I stop, suddenly chilled to my bones.

The air has shifted. “The Idugu,” I gasp, immediately recognizing the heavy oiliness settling over my skin. “They’re here.”

“Get us out, Deka!” Keita rushes toward me. “Create a door!”

But when I try to sink into the combat state, a strange force clamps over my body, an invisible vise I can’t see, even though it’s taken firm grasp of me.

“No, no, Deka,” a familiar voice says, tsking. When I turn my head slowly but painfully to the door, a shadowy figure is flickering there.

Okot. I recognize Anok’s counterpart immediately.

Of the four Idugu, the male gods that are the Gilded Ones’ counterparts, only he has Anok’s midnight-dark skin, as well as those deceptively kind eyes. Deceptively, because unlike the goddess I considered my only ally among the Gilded Ones, Okot is not kind. Not even near it. He is a monster that shapes itself as a deity. One that uses others to do his bidding and feeds off the pain and blood of innocents. The Merciless One, he calls himself.
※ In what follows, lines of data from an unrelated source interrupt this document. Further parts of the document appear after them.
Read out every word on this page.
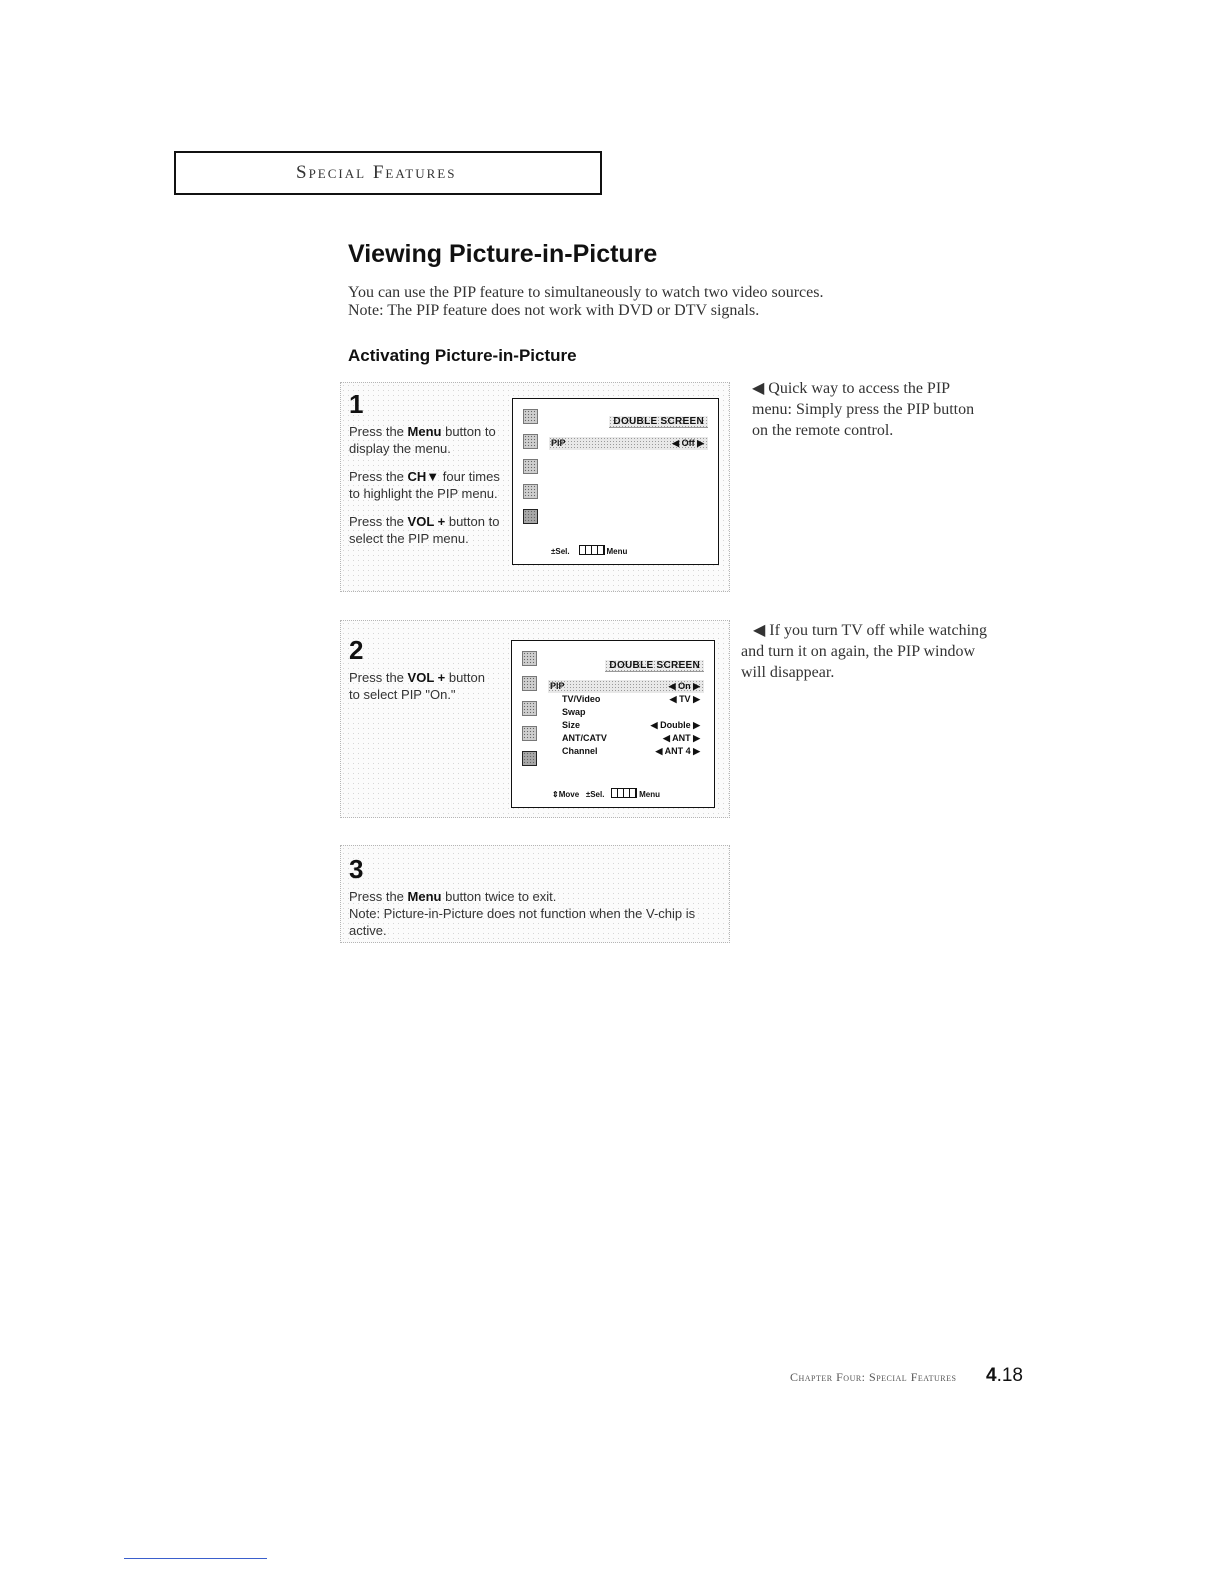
Special Features
Viewing Picture-in-Picture
You can use the PIP feature to simultaneously to watch two video sources.
Note: The PIP feature does not work with DVD or DTV signals.
Activating Picture-in-Picture
1

Press the Menu button to
display the menu.

Press the CH▼ four times
to highlight the PIP menu.

Press the VOL + button to
select the PIP menu.

DOUBLE SCREEN
PIP	◀ Off ▶
±Sel.	Menu
◀ Quick way to access the PIP
menu: Simply press the PIP button
on the remote control.
2

Press the VOL + button
to select PIP "On."

DOUBLE SCREEN
PIP	◀ On ▶
TV/Video	◀ TV ▶
Swap
Size	◀ Double ▶
ANT/CATV	◀ ANT ▶
Channel	◀ ANT 4 ▶
⇕Move ±Sel.	Menu
◀ If you turn TV off while watching
and turn it on again, the PIP window
will disappear.
3

Press the Menu button twice to exit.

Note: Picture-in-Picture does not function when the V-chip is
active.

Chapter Four: Special Features 4.18
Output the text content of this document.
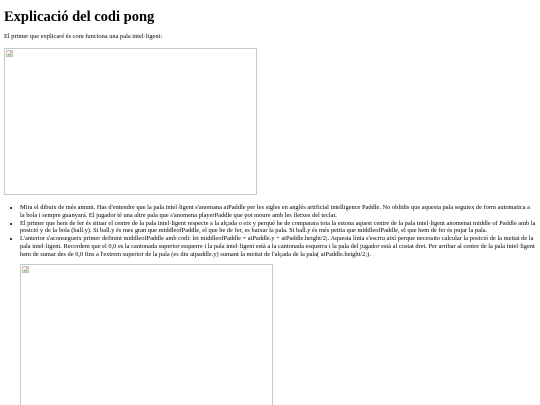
Explicació del codi pong

El primer que explicaré és com funciona una pala intel·ligent:

• Mira el dibuix de més amunt. Has d'entendre que la pala intel·ligent s'anomana aiPaddle per les sigles en anglés artificial intelligence Paddle. No oblidis que aquesta pala seguiex de form automatica a la bola i sempre guanyará. El jugador té una altre pala que s'anomena playerPaddle que pot moure amb les fletxes del teclat.
• El primer que hem de fer és situar el centre de la pala intel·ligent respecte a la alçada o eix y perqué he de comparara tota la estona aquest centre de la pala intel·ligent anomenat middle of Paddle amb la posició y de la bola (ball.y). Si ball.y és mes gran que middleofPaddle, el que he de fer, es baixar la pala. Si ball.y és més petita que middleofPaddle, el que hem de fer és pujar la pala.
• L'anterior s'aconsegueix primer definint middleofPaddle amb codi: let middleofPaddle = aiPaddle.y + aiPaddle.height/2;. Aquesta línia s'escriu així perque necessito calcular la posició de la meitat de la pala intel·ligent. Recordem que el 0,0 es la cantonada superior esquerre i la pala intel·ligent està a la cantonada esquerra i la pala del jugador està al costat dret. Per arribar al centre de la pala intel·ligent hem de sumar des de 0,0 fins a l'extrem superior de la pala (es diu aipaddle.y) sumant la meitat de l'alçada de la pala( aiPaddle.height/2;).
“Do not struggle,” the god continues, floating into the room like he’s the essence of a being rather than an actual person. “It will do you no good.”

The farther he drifts in, the more my friends back away, their slow but horrified movements telling me that he’s chosen to make himself visible to them, a first for any of the Idugu. Unlike the Gilded Ones, the male gods thrive on secrecy and deception, a side effect of their years of being imprisoned by their counterparts. They rarely allow themselves to be seen and for centuries even convinced most of the jatu, their own sons, that they were a singular god called Oyomo instead of the four complements to the Gilded Ones.

The nearer Okot approaches, the larger he becomes, although the edges of his silhouette are strangely faded, tatters rather than a firm outline. He seems downright haggard, his body faded like the crystal trees back in the pathways.

He must be even more starved than he was when last I met him. But then, creating shadow vales takes power. Perhaps much more power than the gods have recovered from all the sacrifices the priests have thrown into the vales for them.